RESPONSE: I would tell investors first that they could always purchase shares of stock or individual bonds all by themselves without going through a mutual fund. Trouble is, if they only have a few hundred or a few thousand dollars, they will not be diversified that way, and it is very inefficient to purchase less than $100,000 worth of bonds due to the high markups or commissions that brokers charge. Rather than invest a few hundred or thousand dollars into just a couple of stock issues or one bond issue that could easily end up defaulting, most investors prefer to buy shares of a portfolio that is already diversified and run by a team of professional investors. We call these portfolios "mutual funds" because each investor mutually owns his percentage of each security in the portfolio. Now, a few hundred or a few thousand dollars can be invested and provide the investor with immediate diversification--it is safer to own little pieces of, say, 100 different stocks or bonds, versus putting all the money an investor has to invest into just a couple of stocks or bonds. Also, a mutual fund investor can liquidate some shares without losing the diversification he enjoys. If he, on the other hand, owned shares of stock, he would have to decide which issue to sell, and if he liquidated all of his GE, his diversification would be lost. In exchange for the diversification and the professional management mutual fund investors sometimes pay sales charges to buy or sell the shares and always pay expenses (management fees, 12b-1 fees usually, and other expenses). If the expenses are reasonable, it's a fair bet that most investors are better served through mutual funds as opposed to trying to pick stocks and bonds on their own.

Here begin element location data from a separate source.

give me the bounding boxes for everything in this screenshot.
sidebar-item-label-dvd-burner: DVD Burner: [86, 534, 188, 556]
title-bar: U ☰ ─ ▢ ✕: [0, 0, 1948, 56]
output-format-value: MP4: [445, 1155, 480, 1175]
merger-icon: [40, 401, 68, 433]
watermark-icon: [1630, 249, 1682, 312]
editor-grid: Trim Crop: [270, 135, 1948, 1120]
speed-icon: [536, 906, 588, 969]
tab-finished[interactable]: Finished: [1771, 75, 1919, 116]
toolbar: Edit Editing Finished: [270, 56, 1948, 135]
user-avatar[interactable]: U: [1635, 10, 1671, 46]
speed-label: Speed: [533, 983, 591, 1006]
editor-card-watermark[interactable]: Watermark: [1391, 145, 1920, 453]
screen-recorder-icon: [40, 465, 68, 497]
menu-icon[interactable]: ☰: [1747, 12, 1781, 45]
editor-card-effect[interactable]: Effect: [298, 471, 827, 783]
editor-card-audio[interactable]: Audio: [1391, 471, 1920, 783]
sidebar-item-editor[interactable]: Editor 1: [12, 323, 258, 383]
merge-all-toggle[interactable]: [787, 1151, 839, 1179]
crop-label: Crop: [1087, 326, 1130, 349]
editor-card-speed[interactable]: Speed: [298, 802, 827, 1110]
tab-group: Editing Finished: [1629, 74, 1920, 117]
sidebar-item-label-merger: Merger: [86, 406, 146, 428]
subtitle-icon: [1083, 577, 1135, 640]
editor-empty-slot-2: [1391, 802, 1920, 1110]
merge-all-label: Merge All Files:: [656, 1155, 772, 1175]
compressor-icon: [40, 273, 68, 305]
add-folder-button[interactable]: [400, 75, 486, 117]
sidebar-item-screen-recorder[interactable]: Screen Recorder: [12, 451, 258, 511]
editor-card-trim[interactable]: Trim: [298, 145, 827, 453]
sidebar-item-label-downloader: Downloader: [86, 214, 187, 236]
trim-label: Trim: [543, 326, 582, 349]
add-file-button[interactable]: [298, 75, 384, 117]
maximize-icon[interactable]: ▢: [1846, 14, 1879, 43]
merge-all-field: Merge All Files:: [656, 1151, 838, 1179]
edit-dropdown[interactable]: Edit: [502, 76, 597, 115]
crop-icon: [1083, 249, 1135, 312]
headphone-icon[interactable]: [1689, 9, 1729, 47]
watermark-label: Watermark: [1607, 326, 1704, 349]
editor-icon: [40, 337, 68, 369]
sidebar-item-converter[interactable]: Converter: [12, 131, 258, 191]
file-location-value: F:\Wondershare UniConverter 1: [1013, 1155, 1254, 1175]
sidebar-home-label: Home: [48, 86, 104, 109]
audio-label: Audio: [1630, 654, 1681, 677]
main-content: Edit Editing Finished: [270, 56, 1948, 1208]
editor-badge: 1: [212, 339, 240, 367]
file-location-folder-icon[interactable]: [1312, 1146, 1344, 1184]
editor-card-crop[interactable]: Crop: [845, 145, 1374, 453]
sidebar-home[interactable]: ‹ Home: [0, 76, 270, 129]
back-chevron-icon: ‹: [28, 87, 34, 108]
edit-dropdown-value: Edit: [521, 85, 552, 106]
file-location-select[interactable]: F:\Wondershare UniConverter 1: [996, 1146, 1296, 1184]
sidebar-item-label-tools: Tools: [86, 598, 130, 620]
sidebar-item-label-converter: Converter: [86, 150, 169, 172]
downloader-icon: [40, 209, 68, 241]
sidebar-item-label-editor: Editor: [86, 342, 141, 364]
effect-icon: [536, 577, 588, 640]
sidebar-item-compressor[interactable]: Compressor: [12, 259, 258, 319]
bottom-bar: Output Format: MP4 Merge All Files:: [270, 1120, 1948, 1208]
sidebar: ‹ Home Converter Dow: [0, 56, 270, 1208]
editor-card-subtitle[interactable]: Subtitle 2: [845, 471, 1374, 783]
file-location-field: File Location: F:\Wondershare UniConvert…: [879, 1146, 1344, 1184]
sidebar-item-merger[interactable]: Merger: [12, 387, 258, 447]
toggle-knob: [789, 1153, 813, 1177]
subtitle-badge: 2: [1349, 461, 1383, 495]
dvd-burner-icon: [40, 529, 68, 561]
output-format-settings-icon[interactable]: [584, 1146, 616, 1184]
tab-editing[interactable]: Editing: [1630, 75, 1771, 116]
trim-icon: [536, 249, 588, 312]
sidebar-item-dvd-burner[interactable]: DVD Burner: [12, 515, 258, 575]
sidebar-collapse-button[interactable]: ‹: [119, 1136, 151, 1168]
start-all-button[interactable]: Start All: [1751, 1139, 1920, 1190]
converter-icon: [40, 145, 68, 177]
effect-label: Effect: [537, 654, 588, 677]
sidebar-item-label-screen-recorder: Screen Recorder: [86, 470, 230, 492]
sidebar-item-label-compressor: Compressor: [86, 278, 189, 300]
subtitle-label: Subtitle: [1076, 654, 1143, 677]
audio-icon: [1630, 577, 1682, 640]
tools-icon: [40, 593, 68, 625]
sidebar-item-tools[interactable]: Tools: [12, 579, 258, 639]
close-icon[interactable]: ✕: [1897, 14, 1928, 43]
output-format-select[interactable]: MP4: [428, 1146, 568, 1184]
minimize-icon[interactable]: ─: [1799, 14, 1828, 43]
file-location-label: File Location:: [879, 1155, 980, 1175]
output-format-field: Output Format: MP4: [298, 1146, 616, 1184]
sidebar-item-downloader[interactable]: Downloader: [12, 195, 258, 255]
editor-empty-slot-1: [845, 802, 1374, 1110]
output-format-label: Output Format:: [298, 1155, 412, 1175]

In the textbooks I often describe a mutual fund as a big "portfolio pie" that serves up as many slices as investors want to buy. Every investor mutually owns his percentage of the portfolio pie. If the ingredients of the pie go up in value, so does the value of the investor's holding. If the ingredients (stocks and bonds) pay dividends and interest to the portfolio, that also makes the slices owned by the investor much sweeter/more valuable. If investors want to turn their slices of pie into cash, the mutual fund will do so any day the markets are open. There's no guarantee as to what a share will be worth on any given day, but that's always true of the investment world.


  1. Ah, thank you very much. I remember your describing a mutual fund as a big "portfolio pie" in your Series 7 book.
    So, mutual funds are relatively safe when compared to stocks, correct?
    I know a lot of my clients and prospects are interested in investing, but they don't have $100,000, for example, and the risk tolerance to purchase stocks.

  2. Hi, Daniel.
    You couldn't say that mutual funds are safe relative to stocks, necessarily. You could say that mutual funds offer diversification that an equal investment in individual stocks or bonds wouldn't achieve. Mutual funds can lose money really fast, actually, especially over the short-term. Look at a prospectus for a growth fund and see how volatile and unpredicatble the returns are--how they can lose 40% or more of their value in a year, before figuring in expenses or any sales charges. Compliance departments determine exactly how a firm's registered reps should phrase things--and how they shouldn't.